Он почти беззвучно ответил, расплываясь в счастливой улыбке:
— Подавал…
— Как я рада, что вижу вас!..
Я была утомлена сборами, измучена. Волнуясь, почти в слезах, рассказала, как мучилась с билетами, как насилу достала грузовик, как не принимали багаж и я боялась, что мы опоздаем. Самарин тоже рассказал, как собирался в дорогу, сдавал казенное имущество и ключ от комнаты.
— Вещи отнес к жене Горлова. Да и вещей, собственно, гитара, светлый костюм — как-то сшил, когда ездил на юг, коричневые полуботинки.
— У вас что, и родных никаких нет?..
— Я ведь сирота, у тетки воспитывался, тетка умерла… — И Самарин бодро прибавил: — У меня весь полк родня. Два часа ходил прощался… — Но как ни храбрился он, а голос звучал уныло. — Может, оно и к лучшему, я никого не оставил, и меня никто не ждет… Обидно только, что никто не узнает, вернется Самарин с войны или нет…
Я даже растерялась. Что говорить? Какие слова тут могут помочь?
А в вагоне, как назло, только и слышны были разговоры о семьях, о женщинах — женах, невестах, сестрах. Военные охотно вынимали бумажники и планшеты, доставали фотографии, завернутые в желтый или зеленый целлофан, волнуясь показывали друг другу.
— Познакомился я с одной блондинкой…
— Жена ушла из Минска пешком, я ее разыскал только недавно…
— Сынишка меня небось забыл. Совсем кроха был… Жена пишет…
— Она такая изнеженная, а теперь, представьте, на танковом заводе…
— Рыжих я не признаю — они коварные, рыжие…
Я замечала, как внимательно, с жадностью прислушивается Самарин к этим разговорам. Он подолгу лежал на верхней полке, ни с кем не заводил знакомства. И со мной разговаривал мало. Только на больших станциях, где поезд стоял долго, брал Сашу и уходил с ним гулять, за что я была ему очень благодарна. Испуганный непривычной обстановкой, Саша не отпускал меня ни на шаг, даже во сне держал своей ручонкой мою руку.

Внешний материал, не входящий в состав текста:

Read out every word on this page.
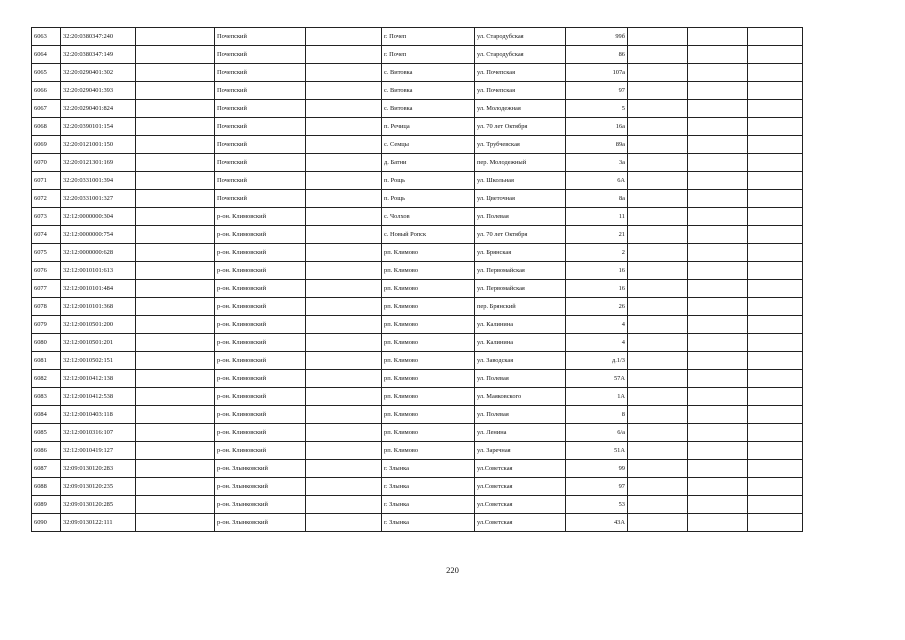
6063	32:20:0380347:240		Почепский		г. Почеп	ул. Стародубская	99б			
6064	32:20:0380347:149		Почепский		г. Почеп	ул. Стародубская	86			
6065	32:20:0290401:302		Почепский		с. Витовка	ул. Почепская	107а			
6066	32:20:0290401:393		Почепский		с. Витовка	ул. Почепская	97			
6067	32:20:0290401:824		Почепский		с. Витовка	ул. Молодежная	5			
6068	32:20:0390101:154		Почепский		п. Речица	ул. 70 лет Октября	16а			
6069	32:20:0121001:150		Почепский		с. Семцы	ул. Трубчевская	89а			
6070	32:20:0121301:169		Почепский		д. Батни	пер. Молодежный	3а			
6071	32:20:0331001:394		Почепский		п. Рощь	ул. Школьная	6А			
6072	32:20:0331001:327		Почепский		п. Рощь	ул. Цветочная	8а			
6073	32:12:0000000:304		р-он. Климовский		с. Чолхов	ул. Полевая	11			
6074	32:12:0000000:754		р-он. Климовский		с. Новый Ропск	ул. 70 лет Октября	21			
6075	32:12:0000000:628		р-он. Климовский		рп. Климово	ул. Брянская	2			
6076	32:12:0010101:613		р-он. Климовский		рп. Климово	ул. Первомайская	16			
6077	32:12:0010101:484		р-он. Климовский		рп. Климово	ул. Первомайская	16			
6078	32:12:0010101:368		р-он. Климовский		рп. Климово	пер. Брянский	26			
6079	32:12:0010501:200		р-он. Климовский		рп. Климово	ул. Калинина	4			
6080	32:12:0010501:201		р-он. Климовский		рп. Климово	ул. Калинина	4			
6081	32:12:0010502:151		р-он. Климовский		рп. Климово	ул. Заводская	д.1/3			
6082	32:12:0010412:138		р-он. Климовский		рп. Климово	ул. Полевая	57А			
6083	32:12:0010412:538		р-он. Климовский		рп. Климово	ул. Маяковского	1А			
6084	32:12:0010403:118		р-он. Климовский		рп. Климово	ул. Полевая	8			
6085	32:12:0010316:107		р-он. Климовский		рп. Климово	ул. Ленина	6/а			
6086	32:12:0010419:127		р-он. Климовский		рп. Климово	ул. Заречная	51А			
6087	32:09:0130120:283		р-он. Злынковский		г. Злынка	ул.Советская	99			
6088	32:09:0130120:235		р-он. Злынковский		г. Злынка	ул.Советская	97			
6089	32:09:0130120:285		р-он. Злынковский		г. Злынка	ул.Советская	53			
6090	32:09:0130122:111		р-он. Злынковский		г. Злынка	ул.Советская	43А			
220
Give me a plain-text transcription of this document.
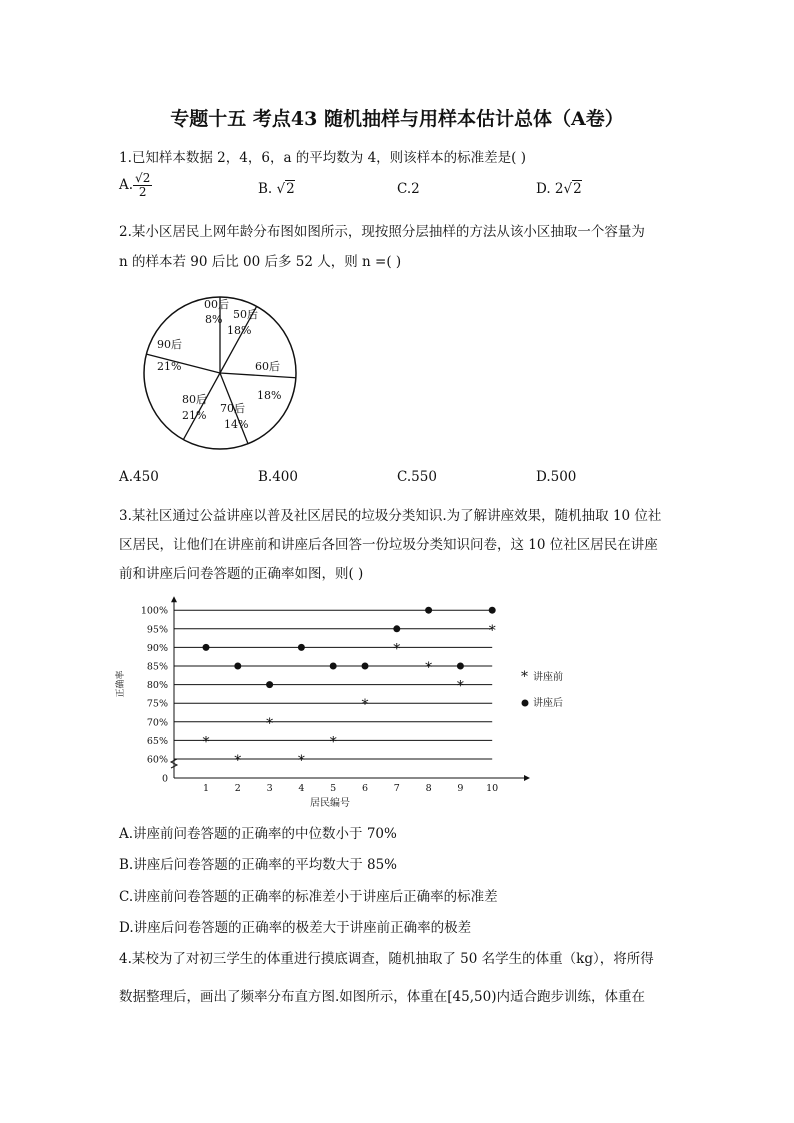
专题十五 考点43 随机抽样与用样本估计总体（A卷）
1.已知样本数据 2，4，6，a 的平均数为 4，则该样本的标准差是( )
A. $\frac{√2}{2}$	B. √2	C.2	D. 2√2
2.某小区居民上网年龄分布图如图所示，现按照分层抽样的方法从该小区抽取一个容量为
n 的样本若 90 后比 00 后多 52 人，则 n =( )
00后
8% 50后
18%
60后
18%
70后
14%
80后
21%
90后
21%
A.450	B.400	C.550	D.500
3.某社区通过公益讲座以普及社区居民的垃圾分类知识.为了解讲座效果，随机抽取 10 位社
区居民，让他们在讲座前和讲座后各回答一份垃圾分类知识问卷，这 10 位社区居民在讲座
前和讲座后问卷答题的正确率如图，则( )
0
60%
65%
70%
75%
80%
85%
90%
95%
100%
1	2	3	4	5	6	7	8	9 10
*
*
*
*
*
*
*
*
*
*
正确率
居民编号
* 讲座前
讲座后
A.讲座前问卷答题的正确率的中位数小于 70%
B.讲座后问卷答题的正确率的平均数大于 85%
C.讲座前问卷答题的正确率的标准差小于讲座后正确率的标准差
D.讲座后问卷答题的正确率的极差大于讲座前正确率的极差
4.某校为了对初三学生的体重进行摸底调查，随机抽取了 50 名学生的体重（kg），将所得
数据整理后，画出了频率分布直方图.如图所示，体重在[45,50)内适合跑步训练，体重在
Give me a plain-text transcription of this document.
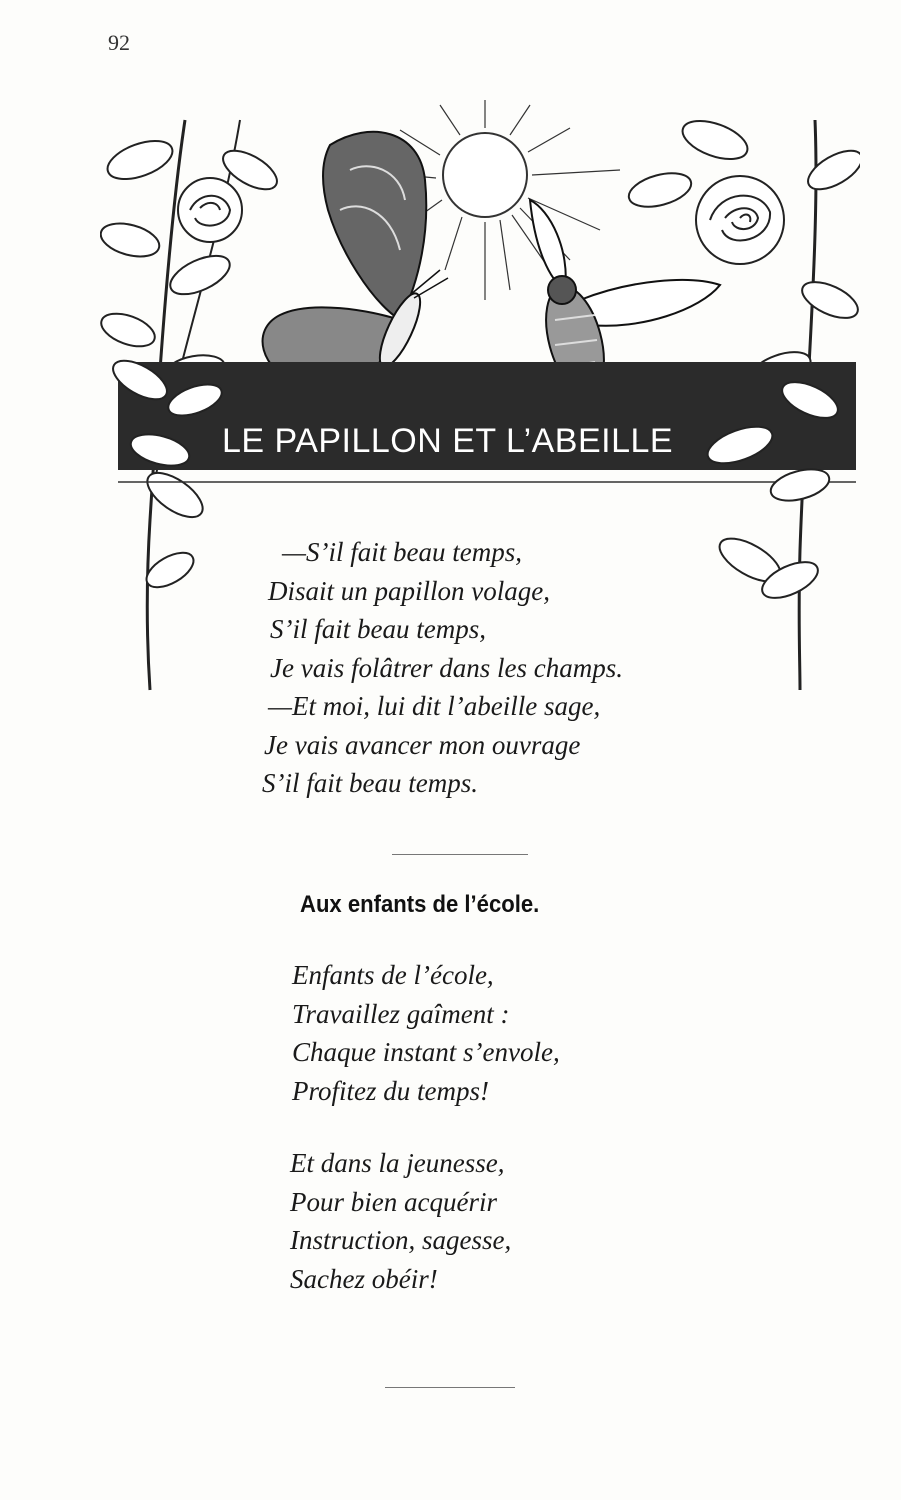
92
LE PAPILLON ET L’ABEILLE
—S’il fait beau temps,
Disait un papillon volage,
S’il fait beau temps,
Je vais folâtrer dans les champs.
—Et moi, lui dit l’abeille sage,
Je vais avancer mon ouvrage
S’il fait beau temps.
Aux enfants de l’école.
Enfants de l’école,
Travaillez gaîment :
Chaque instant s’envole,
Profitez du temps!
Et dans la jeunesse,
Pour bien acquérir
Instruction, sagesse,
Sachez obéir!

За окнами плыла пустыня, мелкими волнами катился песок, а на песке, как тени, чернели изогнутые сучья сухого саксаула. На станциях женщины в пестрых юбках и плюшевых безрукавках продавали пахучие дыни. Ночи были прохладные, свежие, и всю ночь катилась вслед за поездом большая луна, освещая людей в вагоне, беспокойно бормочущих во сне, и как будто выгравированный резкими штрихами на светлом серебре корявый саксаул. Как странно было, что этот саксаул мы получали по ордерам и топили им печи!
Я спала мало, тревожно и всегда, когда открывала глаза, видела, что и Самарин не спит, смотрит в окно.
Днем крыша в вагоне накалялась — все снимали гимнастерки, оставались в майках, на станциях обливались водой, пили горячий чай, который будто бы помогает от жары. На зубах навязчиво хрустел песок.
А Самарин все сидел наверху нахохлившись.
Соседи заметили, что он скучает.
— Бросьте грустные думы, лейтенант, — сказал, стоя в проходе между полками, коренастый капитан с красивыми белыми зубами. — Спускайтесь вниз, здесь у нас колбаса и все, что к ней полагается…
— Спасибо, что-то не хочется.
— Водочки не хочется? Или вы больны, лейтенант?
— Спасибо, здоров…
— Расстался, наверно, с такой красоткой, что ему и водочка не мила, — сказал кто-то внизу. — Слышь, лейтенант, посиди в компании, авось легче на жизнь глянешь.
Самарин не стал ломаться, спустился, сел, выпил, посмеивался, когда шутили о его «красотке», но все равно грустил.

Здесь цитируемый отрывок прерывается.